Advertisement

Surgeon Puts Brave Face on Legal Woes

Share

“I’m down and out in Newport Beach,” quips Michael Elam.

He’s no doubt “down”--losing your medical license after gaining national exposure as Phyllis Diller’s cosmetic surgeon will do that to you.

But “out”? Well . . . .

The 43-year-old Elam still has his gated Corona del Mar home and pays rent at his lavish Fashion Island offices. He is still a frequent guest at Orange County black-tie galas. And he now has time to play golf almost daily--”anywhere people invite me and pay for it,” he says.

Not bad, Elam admits, for a doctor barred by the state more than a year ago from practicing medicine because of charges of malpractice and fraud.

Advertisement

Still, the man who once boasted an annual income of more than $1 million through his cosmetic surgery practice and a line of skin products says he is now living off his savings and “loans from friends.” And he says he may soon be broke--if he doesn’t get his license back.

Elam has already gotten it back once in court--only to lose it again--and faces his latest legal battle next month in Sacramento Superior Court to try to overturn a decision by the Medical Board of California barring him indefinitely from seeing patients and practicing medicine in this state.

In August, 1990, the medical board delivered the harshest punishment available against Elam, finding that he was both “dishonest” and “a dangerous person to be licensed as a physician and a surgeon.” That followed an administrative hearing featuring allegations that Elam botched a tummy tuck and filed $6,000 in bogus insurance claims.

The most emotional testimony came from a former Mrs. California and Mrs. America runner-up, Bonnie Luebke of Orange County, then 49, who went to Elam in 1984 for an eyelid tuck. Elam told her he could “make her look 30 again” through cheek implants and other facial surgery.

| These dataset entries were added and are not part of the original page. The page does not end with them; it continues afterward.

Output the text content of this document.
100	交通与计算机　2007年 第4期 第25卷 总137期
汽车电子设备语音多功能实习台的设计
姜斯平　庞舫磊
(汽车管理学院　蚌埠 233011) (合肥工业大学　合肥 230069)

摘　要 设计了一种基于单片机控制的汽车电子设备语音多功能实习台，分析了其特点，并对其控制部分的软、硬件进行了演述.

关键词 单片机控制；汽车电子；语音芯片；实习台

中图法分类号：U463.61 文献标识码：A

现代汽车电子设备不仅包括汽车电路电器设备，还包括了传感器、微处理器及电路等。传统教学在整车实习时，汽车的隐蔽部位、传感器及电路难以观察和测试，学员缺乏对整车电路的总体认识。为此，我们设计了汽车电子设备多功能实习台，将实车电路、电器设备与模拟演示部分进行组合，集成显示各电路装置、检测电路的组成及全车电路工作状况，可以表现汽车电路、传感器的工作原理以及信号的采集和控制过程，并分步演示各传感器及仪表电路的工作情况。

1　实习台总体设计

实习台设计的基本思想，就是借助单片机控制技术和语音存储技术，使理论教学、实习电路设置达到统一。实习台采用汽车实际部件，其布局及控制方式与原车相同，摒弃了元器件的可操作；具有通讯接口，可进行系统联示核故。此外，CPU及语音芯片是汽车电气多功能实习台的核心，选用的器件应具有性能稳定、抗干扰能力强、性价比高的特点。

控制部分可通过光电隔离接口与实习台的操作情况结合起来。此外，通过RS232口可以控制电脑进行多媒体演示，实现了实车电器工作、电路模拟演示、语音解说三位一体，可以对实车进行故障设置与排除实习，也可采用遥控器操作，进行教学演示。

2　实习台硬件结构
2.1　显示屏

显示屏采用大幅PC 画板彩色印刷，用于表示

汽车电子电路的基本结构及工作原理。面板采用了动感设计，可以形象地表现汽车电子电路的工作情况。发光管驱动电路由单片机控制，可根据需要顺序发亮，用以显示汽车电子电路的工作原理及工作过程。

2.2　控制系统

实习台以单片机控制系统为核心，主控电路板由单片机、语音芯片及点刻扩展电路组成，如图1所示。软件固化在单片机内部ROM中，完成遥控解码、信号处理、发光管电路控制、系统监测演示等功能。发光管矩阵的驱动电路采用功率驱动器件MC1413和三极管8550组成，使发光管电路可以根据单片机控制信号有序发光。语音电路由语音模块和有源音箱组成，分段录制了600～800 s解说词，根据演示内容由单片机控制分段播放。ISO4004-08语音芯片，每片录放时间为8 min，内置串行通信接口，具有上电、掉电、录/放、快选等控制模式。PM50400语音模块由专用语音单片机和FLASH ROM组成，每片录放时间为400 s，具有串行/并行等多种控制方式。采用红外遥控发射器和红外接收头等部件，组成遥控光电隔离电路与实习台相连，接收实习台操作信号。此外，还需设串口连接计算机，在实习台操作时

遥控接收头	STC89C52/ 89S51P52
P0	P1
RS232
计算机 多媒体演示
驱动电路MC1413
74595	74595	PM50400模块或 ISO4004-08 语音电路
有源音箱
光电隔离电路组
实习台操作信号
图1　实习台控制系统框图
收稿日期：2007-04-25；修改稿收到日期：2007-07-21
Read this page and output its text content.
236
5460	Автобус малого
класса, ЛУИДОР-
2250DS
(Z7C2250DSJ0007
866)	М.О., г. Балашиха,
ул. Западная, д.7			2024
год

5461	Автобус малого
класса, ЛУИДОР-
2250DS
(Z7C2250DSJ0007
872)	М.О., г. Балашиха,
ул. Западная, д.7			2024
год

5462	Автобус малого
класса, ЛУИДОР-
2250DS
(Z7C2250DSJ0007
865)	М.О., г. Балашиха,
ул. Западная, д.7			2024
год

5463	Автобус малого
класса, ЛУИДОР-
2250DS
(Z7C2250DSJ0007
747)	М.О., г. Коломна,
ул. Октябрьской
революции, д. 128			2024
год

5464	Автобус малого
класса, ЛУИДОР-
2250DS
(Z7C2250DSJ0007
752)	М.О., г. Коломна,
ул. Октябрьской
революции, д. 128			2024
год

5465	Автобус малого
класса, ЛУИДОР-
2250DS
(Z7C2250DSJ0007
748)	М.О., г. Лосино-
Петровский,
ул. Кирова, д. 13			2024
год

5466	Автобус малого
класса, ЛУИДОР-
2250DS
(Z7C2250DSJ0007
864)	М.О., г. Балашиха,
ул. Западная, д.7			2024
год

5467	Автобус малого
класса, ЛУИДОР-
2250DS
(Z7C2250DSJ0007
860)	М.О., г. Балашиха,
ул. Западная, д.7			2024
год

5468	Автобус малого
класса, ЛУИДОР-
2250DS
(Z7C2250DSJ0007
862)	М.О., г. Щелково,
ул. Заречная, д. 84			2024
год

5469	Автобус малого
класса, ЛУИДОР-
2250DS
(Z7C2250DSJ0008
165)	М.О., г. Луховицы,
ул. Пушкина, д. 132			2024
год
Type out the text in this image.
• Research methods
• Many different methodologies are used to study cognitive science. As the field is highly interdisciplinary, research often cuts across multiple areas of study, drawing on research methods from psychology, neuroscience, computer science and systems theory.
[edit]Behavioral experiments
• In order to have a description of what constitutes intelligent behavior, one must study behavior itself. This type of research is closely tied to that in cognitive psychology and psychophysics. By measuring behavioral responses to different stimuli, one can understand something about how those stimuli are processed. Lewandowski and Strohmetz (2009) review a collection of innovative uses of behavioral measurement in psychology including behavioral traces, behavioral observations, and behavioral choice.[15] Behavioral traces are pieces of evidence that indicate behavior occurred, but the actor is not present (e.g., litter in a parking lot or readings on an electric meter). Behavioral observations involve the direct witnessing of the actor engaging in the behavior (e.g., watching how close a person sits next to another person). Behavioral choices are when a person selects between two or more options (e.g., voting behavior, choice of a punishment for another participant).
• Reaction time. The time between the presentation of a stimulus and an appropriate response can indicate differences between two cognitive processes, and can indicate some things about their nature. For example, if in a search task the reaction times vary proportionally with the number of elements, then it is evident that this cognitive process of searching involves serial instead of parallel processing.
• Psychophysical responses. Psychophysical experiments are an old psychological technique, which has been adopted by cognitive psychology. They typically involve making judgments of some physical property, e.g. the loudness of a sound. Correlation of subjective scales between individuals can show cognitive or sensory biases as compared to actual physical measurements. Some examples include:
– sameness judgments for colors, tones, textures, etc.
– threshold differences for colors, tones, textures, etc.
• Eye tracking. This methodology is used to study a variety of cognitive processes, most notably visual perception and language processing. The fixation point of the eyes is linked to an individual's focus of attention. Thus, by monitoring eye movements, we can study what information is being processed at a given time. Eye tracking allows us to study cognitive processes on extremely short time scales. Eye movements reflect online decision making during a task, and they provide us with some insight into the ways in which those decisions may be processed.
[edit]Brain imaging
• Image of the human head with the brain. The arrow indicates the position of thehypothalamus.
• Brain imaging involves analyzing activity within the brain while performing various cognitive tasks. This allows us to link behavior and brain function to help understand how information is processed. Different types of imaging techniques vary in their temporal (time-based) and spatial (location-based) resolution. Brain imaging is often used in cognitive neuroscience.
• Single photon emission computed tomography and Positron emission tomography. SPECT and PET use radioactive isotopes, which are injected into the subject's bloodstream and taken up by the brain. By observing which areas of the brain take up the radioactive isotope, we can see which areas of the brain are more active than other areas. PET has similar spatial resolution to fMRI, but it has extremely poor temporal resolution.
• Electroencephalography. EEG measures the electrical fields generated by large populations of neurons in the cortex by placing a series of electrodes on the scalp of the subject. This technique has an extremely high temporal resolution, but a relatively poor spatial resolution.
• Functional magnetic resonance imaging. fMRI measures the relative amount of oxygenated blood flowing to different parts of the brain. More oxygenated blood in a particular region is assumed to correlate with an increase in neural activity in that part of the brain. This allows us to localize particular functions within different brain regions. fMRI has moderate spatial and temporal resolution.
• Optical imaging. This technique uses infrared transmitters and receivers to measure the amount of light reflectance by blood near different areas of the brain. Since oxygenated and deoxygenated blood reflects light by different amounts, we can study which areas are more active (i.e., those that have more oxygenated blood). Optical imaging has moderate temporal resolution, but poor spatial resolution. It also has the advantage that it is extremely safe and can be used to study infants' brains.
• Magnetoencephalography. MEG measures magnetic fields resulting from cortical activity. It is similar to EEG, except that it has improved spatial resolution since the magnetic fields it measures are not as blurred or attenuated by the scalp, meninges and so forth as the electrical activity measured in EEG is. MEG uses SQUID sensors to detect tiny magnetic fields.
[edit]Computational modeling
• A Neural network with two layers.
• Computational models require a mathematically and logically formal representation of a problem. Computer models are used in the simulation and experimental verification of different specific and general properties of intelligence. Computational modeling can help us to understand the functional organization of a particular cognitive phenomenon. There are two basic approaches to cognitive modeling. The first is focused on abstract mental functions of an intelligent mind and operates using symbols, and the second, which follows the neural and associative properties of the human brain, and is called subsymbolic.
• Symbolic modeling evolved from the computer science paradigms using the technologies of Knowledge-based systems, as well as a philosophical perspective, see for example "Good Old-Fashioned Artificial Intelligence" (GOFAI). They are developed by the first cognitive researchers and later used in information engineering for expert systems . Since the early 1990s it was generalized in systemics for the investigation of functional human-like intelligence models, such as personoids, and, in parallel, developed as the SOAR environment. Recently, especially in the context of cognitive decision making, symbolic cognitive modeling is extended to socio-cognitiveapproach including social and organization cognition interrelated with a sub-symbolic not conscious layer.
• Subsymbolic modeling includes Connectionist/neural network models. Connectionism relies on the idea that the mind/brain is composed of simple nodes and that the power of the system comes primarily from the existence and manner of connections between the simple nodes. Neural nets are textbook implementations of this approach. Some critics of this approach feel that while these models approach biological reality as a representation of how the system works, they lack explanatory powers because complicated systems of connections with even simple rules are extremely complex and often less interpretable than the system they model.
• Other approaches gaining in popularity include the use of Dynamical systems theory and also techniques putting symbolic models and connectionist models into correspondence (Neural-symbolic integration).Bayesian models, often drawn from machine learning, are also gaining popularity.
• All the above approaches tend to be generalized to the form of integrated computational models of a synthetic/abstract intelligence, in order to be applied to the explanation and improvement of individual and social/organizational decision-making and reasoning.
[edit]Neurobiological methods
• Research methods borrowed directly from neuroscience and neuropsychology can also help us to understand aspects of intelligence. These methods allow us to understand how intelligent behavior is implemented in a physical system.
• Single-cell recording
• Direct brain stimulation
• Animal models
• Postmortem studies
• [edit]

Even after she rejected the idea, he drugged her and performed the procedures anyway, Luebke testified.

But in briefs filed in Sacramento, Elam and his attorney argue that the medical board cited claims about the doctor that were never even explored at his hearing, and they blame the loss of his license on a running feud with the plastic surgery community in Orange County.

(In the 1980s, Elam successfully sued the Orange County Medical Assn. to prod it into recognizing and referring patients to cosmetic surgeons, who have different credentials and training than plastic surgeons.)

Advertisement

“It is an absolute travesty of justice to take a doctor’s license away because other professionals in the community are jealous or because they disagree on the treatments which are legitimately the subject of widespread medical debate,” Elam’s brief asserts.

His Sacramento hearing is tentatively set for Jan. 10. “I want to be vindicated,” he says.

State officials don’t see that happening.

“I expect that we’ll be upheld,” said Deputy Atty. Gen. Barry Ladendorf, who represented the state in its efforts to take away Elam’s license. “I’d be flabbergasted if the (medical board) order was overturned.”

Meanwhile, Elam says, he has been playing a lot of golf, tending to “business” at his office--but not seeing patients--and spending more time with his 3-year-old daughter. He has also been reviewing at length the thick sheaf of legal papers that will help determine his professional future.

Elam maintains he did nothing wrong; his biggest mistake, he says, was initially getting a “bad lawyer” to represent him.

Elam has collected letters from several dozen friends and colleagues praising his skills as a surgeon. And his new lawyer has called him “the preeminent plastic surgeon in the United States.”

In fact, Elam was certified as a cosmetic surgeon, not a plastic surgeon, but the testimony to his stature still applies: Until just a few years ago, he headed several national cosmetic surgery associations, was widely seen on television promoting his skin-care products and boasted a long list of star clients that included Diller.

Advertisement

Today, Elam is philosophical--even optimistic--about “my demise.”

“Life deals you funny hands sometimes,” he says. “I got screwed. I can’t last forever not working. But if you’re not a strong person, you don’t get to the top to begin with. . . .”

And if Elam doesn’t get his license back?

“I don’t know what I’d do. . . . You can’t start over at 43,” he says. “But I’ll have to tackle that problem if it comes. If you worry about it, you don’t get out of bed in the morning.”